日本経済新聞社が実施した「NEXTユニコーン調査」では未上場スタートアップ企業の旺盛な海外進出意欲が浮き彫りになった。「最初から海外展開を視野」と回答した企業が全体の50%を占め、「展開済み」とした企業も16%だった。起業の時点から海外進出を前提に事業モデルを作ることが成長に不可欠とみているようだ。

■進出先、東南アジアが首位

推計企業価値で14位だった生体認証技術開発のLiquid(リキッド、東京・千代田)は東南アジアで足場を築きつつある。指紋や静脈を使った決済サービスを提供しており、久田康弘社長は「認証技術のインフラがない新興国の方が商機がある」と話す。

フィリピンでは警察当局などと組み本人確認システムの実験を進める。インドネシアでは現地財閥のサリム・グループと合弁会社を設立。サリム傘下のコンビニエンスストアなどにキャッシュレス決済を広げる計画だ。

既に海外展開している企業に進出先を聞いたところ、東南アジアが35%と最多だった。IT(情報技術)分野を中心に欧米の大手企業が出遅れており、新興企業には比較的攻めやすい市場に映っているようだ。

製造業でも動きが出ている。超小型電動自動車開発のFOMM(川崎市)はタイに10億バーツ(約34億円)を投じて工場を設ける。2019年2月にも量産を始め、政府系の地方配電公社を通じ販売する。渋滞問題が深刻化する新興国では小回りの利く車の需要は大きく、成長の余地は大きい。
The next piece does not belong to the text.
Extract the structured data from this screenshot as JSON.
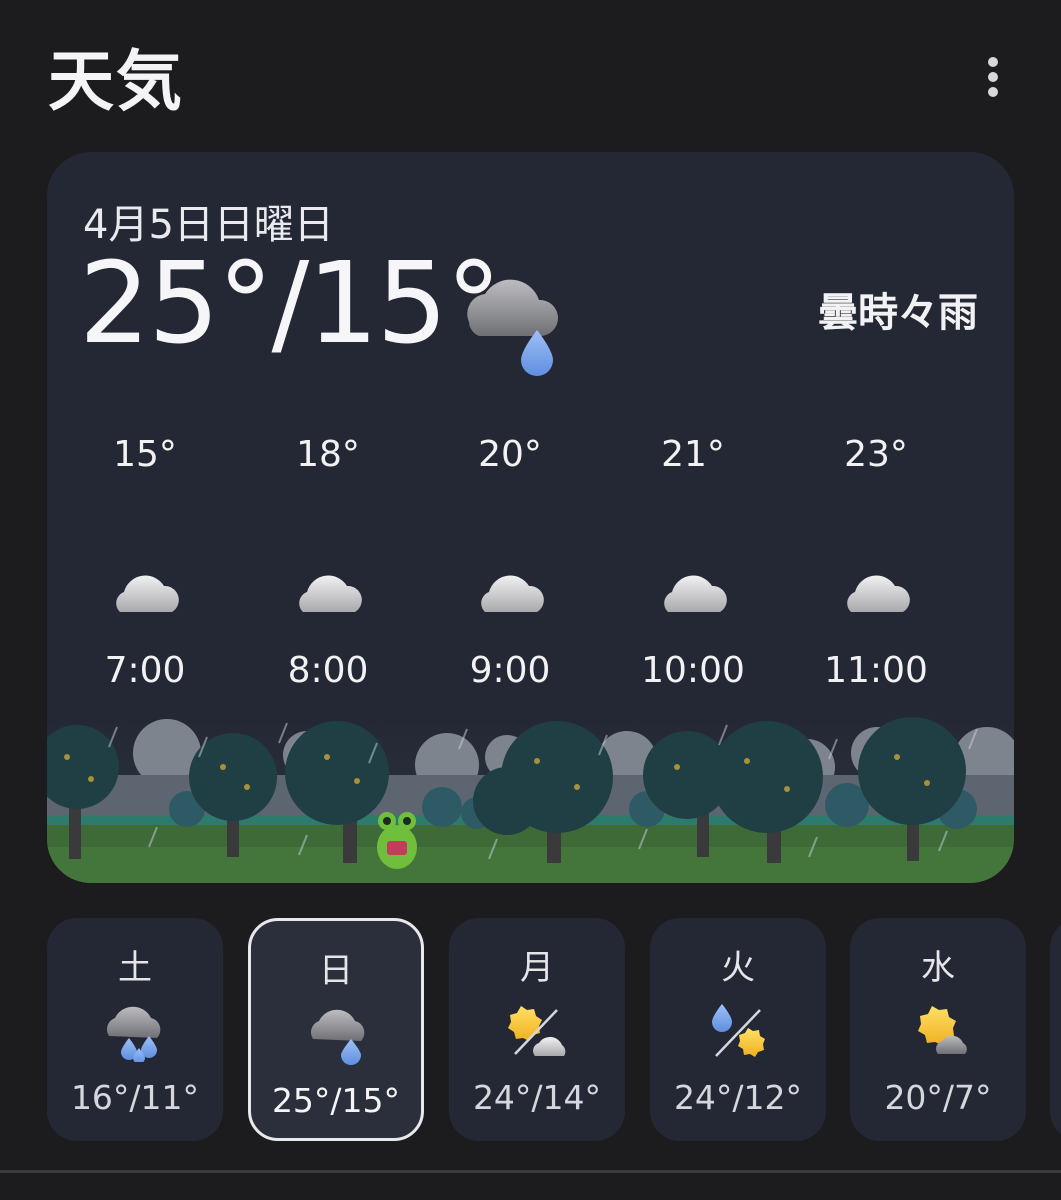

スマートフォン(スマホ)決済のオリガミ(東京・港)は9月、中国銀聯子会社の銀聯国際などから66億6000万円を調達した。銀聯国際のネットワークを活用し、19年3月までに中国や東南アジアなど750万店舗でスマホ決済を利用できるようにする計画だ。

スタートアップ先進国である米国への関心も高い。調査で今後の展開地域として北米を挙げた企業が47%と最多だった。米国での実績は認知度の向上につながり、その後の事業展開の弾みになると考えているようだ。

電動車いす開発のWHILL(横浜市)は設立翌年の13年に米国で市場調査を始め、16年に進出した。英国などでも事業を展開している。

各社の課題は海外進出後に売れる製品やサービスを継続的に生み出せるかにある。現地に通じた人材の確保や、地場企業との提携といった戦略も進めながら根を下ろしていくことが必要になる。

■出口戦略「IPOのみ」75%

「NEXTユニコーン調査」では投資回収の方法である「出口戦略」についても聞いた。新規株式公開(IPO)だけを考えている企業が75%を占める一方、M&A(合併・買収)による売却を検討する企業もある。2017年11月の前回調査で企業価値が上位だった企業からは、上場したり他社の子会社になったりといった事例も出た。各社の成長シナリオの選択肢は広がっている。

出口戦略について回答した146社のうち109社が「株式上場を考えている」とし、78社が「すでに具体的な準備に入っている」と答えた。目的は「株式市場での資金調達」が79%と最多で「知名度・信用力の向上」(67%)、「人材採用の加速」(41%)が続いた。